By 1937, Jack was radio's most listened-to comic. In 1941, NBC gave him a lifetime option on Sunday night at 7. In 1949, he shifted to CBS for what was then the all-time biggest package deal. When reporters besieged him for details, Jack told them, 'They have free parking at CBS.'
When radio began to falter in 1950, the two highest rated shows were Jack's and "Lux Radio Theater." In October of that year, Jack did his first TV show and I predicted that "Benny, the Mr. Big of radio, will become the ditto of television."
He did—and he still is the Mr. Big of the comedy field.
But big as he is, Benny last season could not compete commercially with the newest television phenomenon—the action western. Mighty "Maverick" came on to soften Sullivan, drive off Steve Allen, then "Bachelor Father" and now Benny. Last week's rerun was Benny's last show in the old Sunday at 7:30 slot. Tonight he'll be temporarily replaced by "I Love Lucy" reruns and when he returns to CBS-TV, Oct. 4, he'll be scheduled at 10 p. m., with George Gobel as his alternate week running mate.
About the westerns that knocked him out, Benny told me, "I think people like westerns. I like them. I like anything good. But if comedians did everything the same like the westerns, everybody would be sore."
Though Benny is forever identified with numerous trademarks (the toupe, the Maxwell, the violin, the age 39 stunt, the stinginess), he probably has attempted more new things than any comedian of comparable stature. Sometimes they boomerang.
"But I'm never sorry about anything I do," he said. "If you have an idea, do it—otherwise you'll stagnate. If your idea flops, you won't be thrown out of show business. You gotta be brave, you gotta try everything."

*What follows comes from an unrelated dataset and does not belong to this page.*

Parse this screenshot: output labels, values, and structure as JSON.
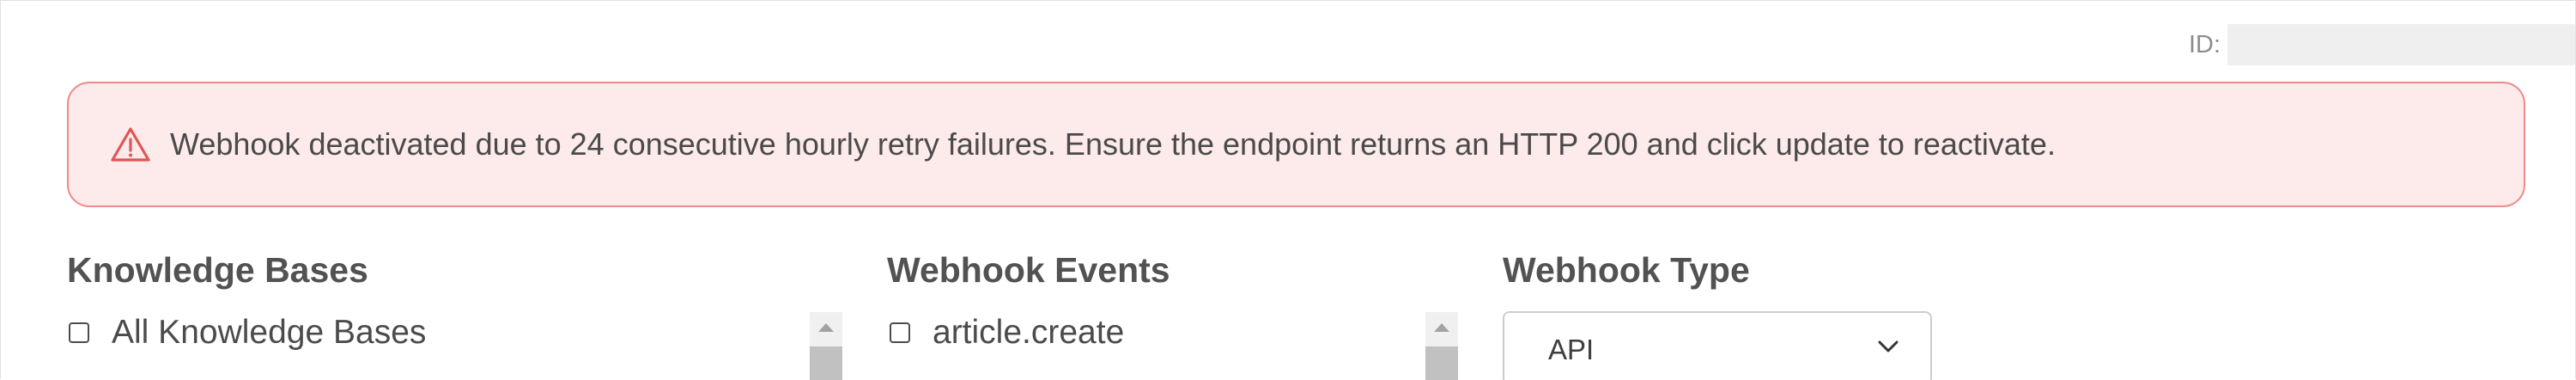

Like him or not, Benny's record proves that he is one of America's greatest living showmen. He is the master of the pause that builds laughter. He can do with expressions what Bob Hope does with dialogue. His timing is unsurpassed.
"Timing is very difficult to define," he confided. "Gracie Allen has probably the greatest timing of anybody I know and she probably has no idea why. Perhaps it's best you never know why. Some people have it with fast talk, others with slow talk. Nobody can teach that. They can't say, 'Now I'll teach you timing.'
"Judy Holliday is just great. Ed Wynn was sensational with it. It's easier for me to time on a live show than on film, for I let the audience do it for me."

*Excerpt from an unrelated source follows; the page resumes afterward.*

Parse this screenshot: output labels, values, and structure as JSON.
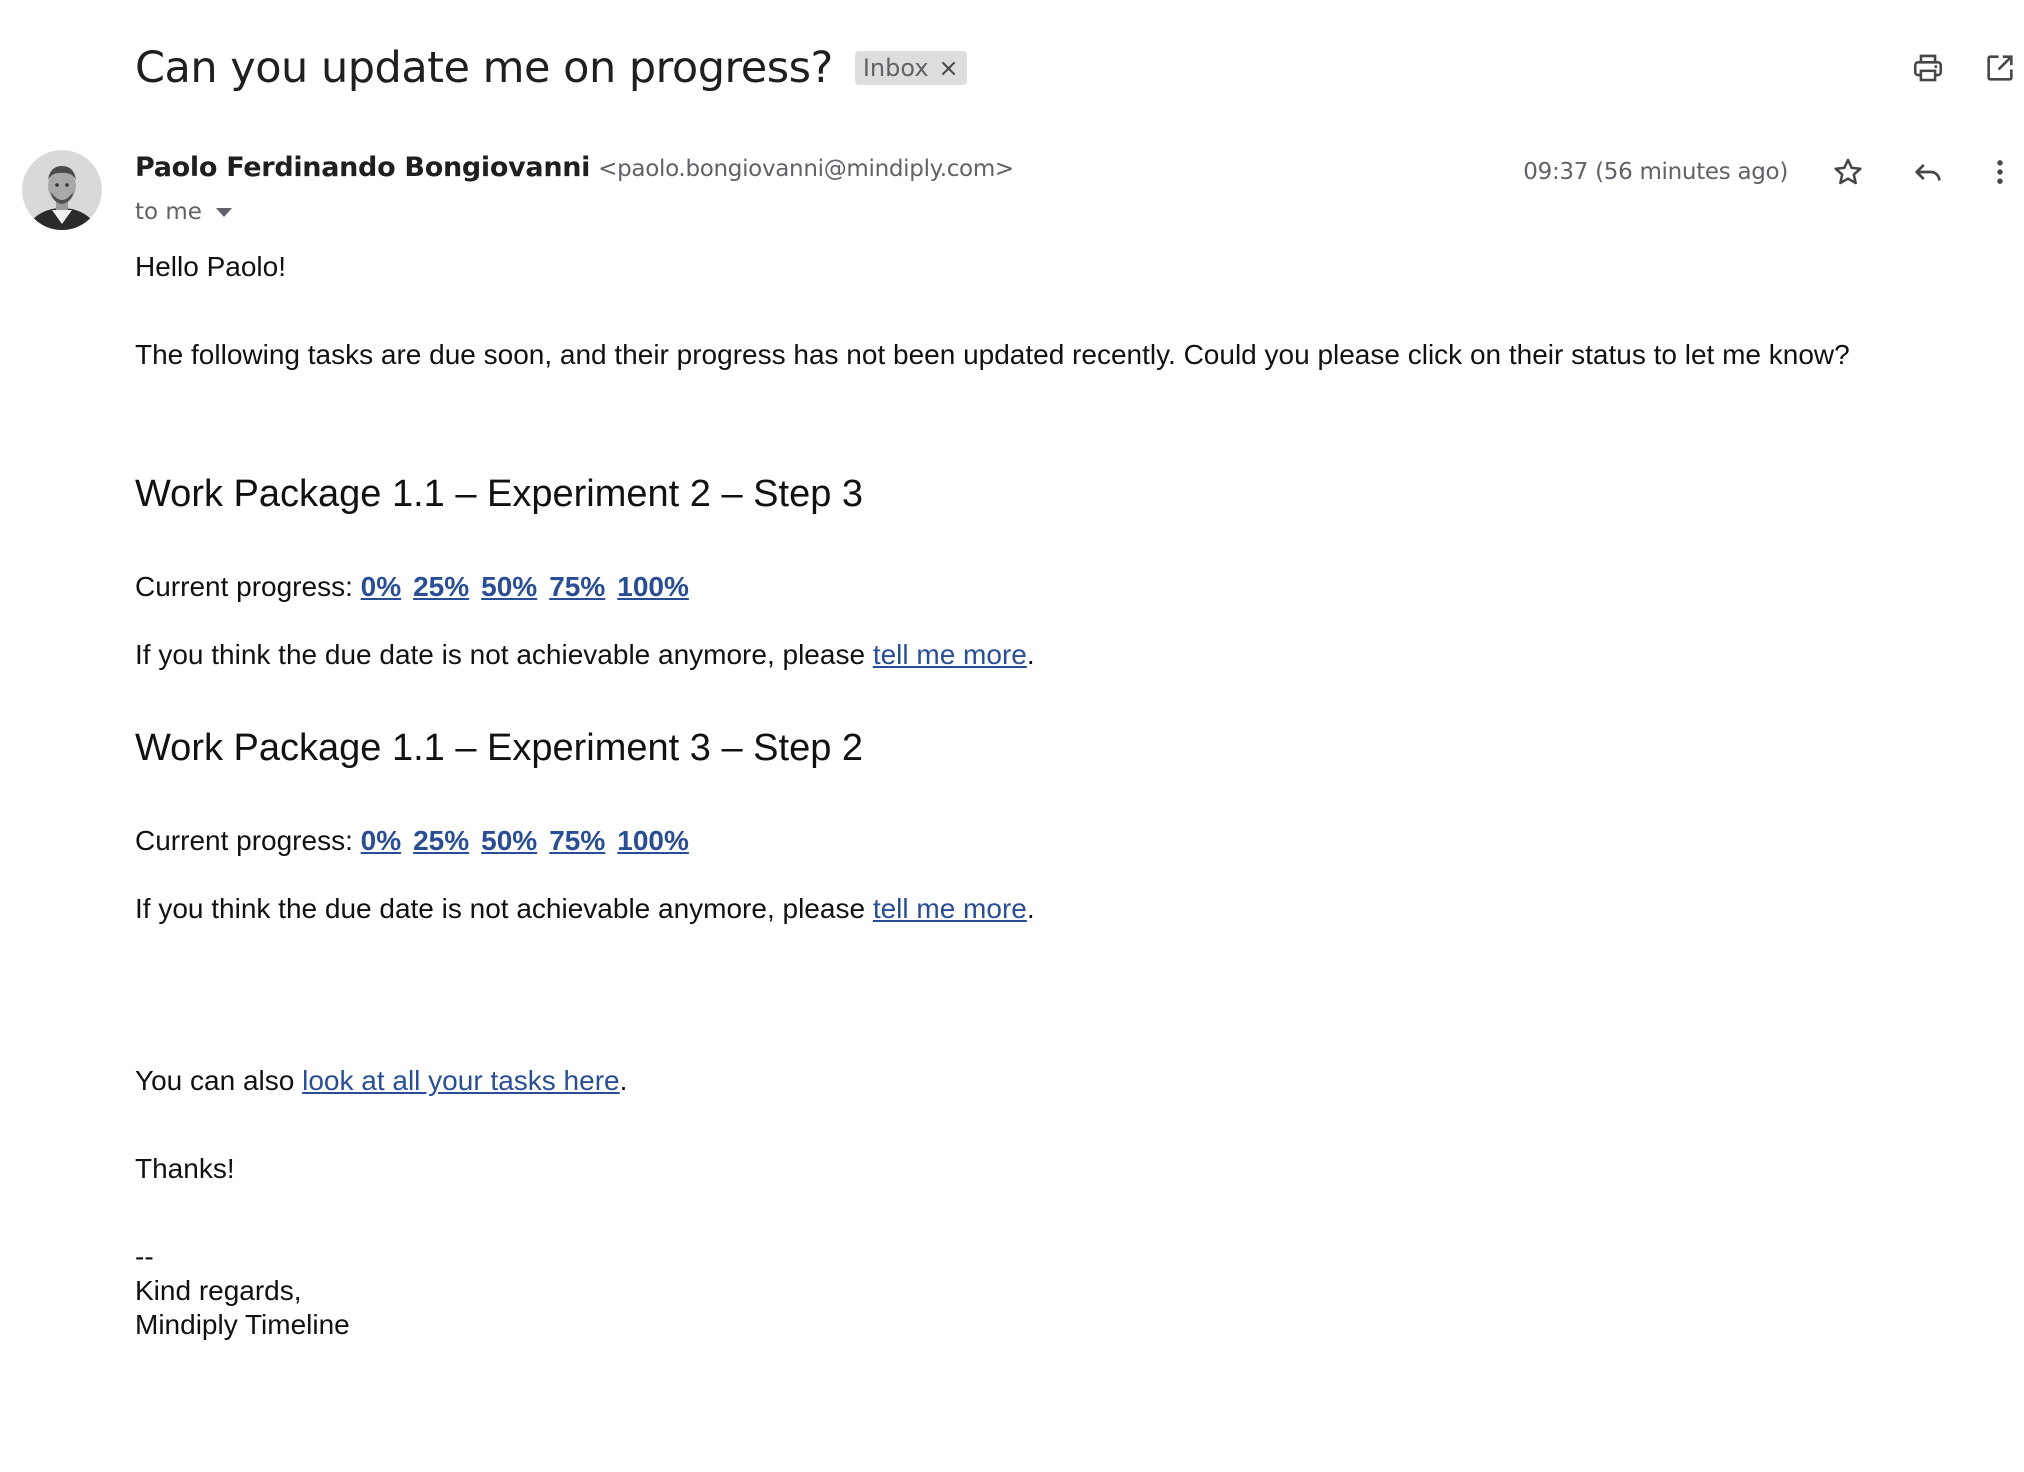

Next month, after his trip to Waukegan, Jack plans to throw his golf clubs in the car and drive wherever the urge takes him. Later he may go to England for a week or two. In mid-August he'll take a new, combination variety-symphony into the Los Angeles Greek Theater for two weeks. Then he'll resume filming TV shows, the first with Red Skelton. He already has filmed two for next season one with Ben Blue, the other with his regular crew, Dennis Day, Rochester, Mel Blanc and Frank Nelson.
In addition to his regular series next season, he tells me he'll do two or three CBS "specials" and he expects to make at least three road tours—in the East, the Northwest and definitely in Texas.
Have a swell vacation Jack, we'll be tele-seein' you in October.

1 comment:

  1. Jack's opening joke on the Sullivan radio show really foreshadowed his future radio/TV persona in the self-depreciation. The lines or bits where Jack was the brunt of the joke helped create a bond between the audience and the comedian.

    (Also from the information at the end of the story, it looks like the Ben Blue episode was the first filmed when Jack permanently went to the three-camera format, as with the live shows, after Mary's retirement. The other episode sounds like "Jack Gets Arrested", which was the final single-camera show Benny did, though Mary wasn't in that one.)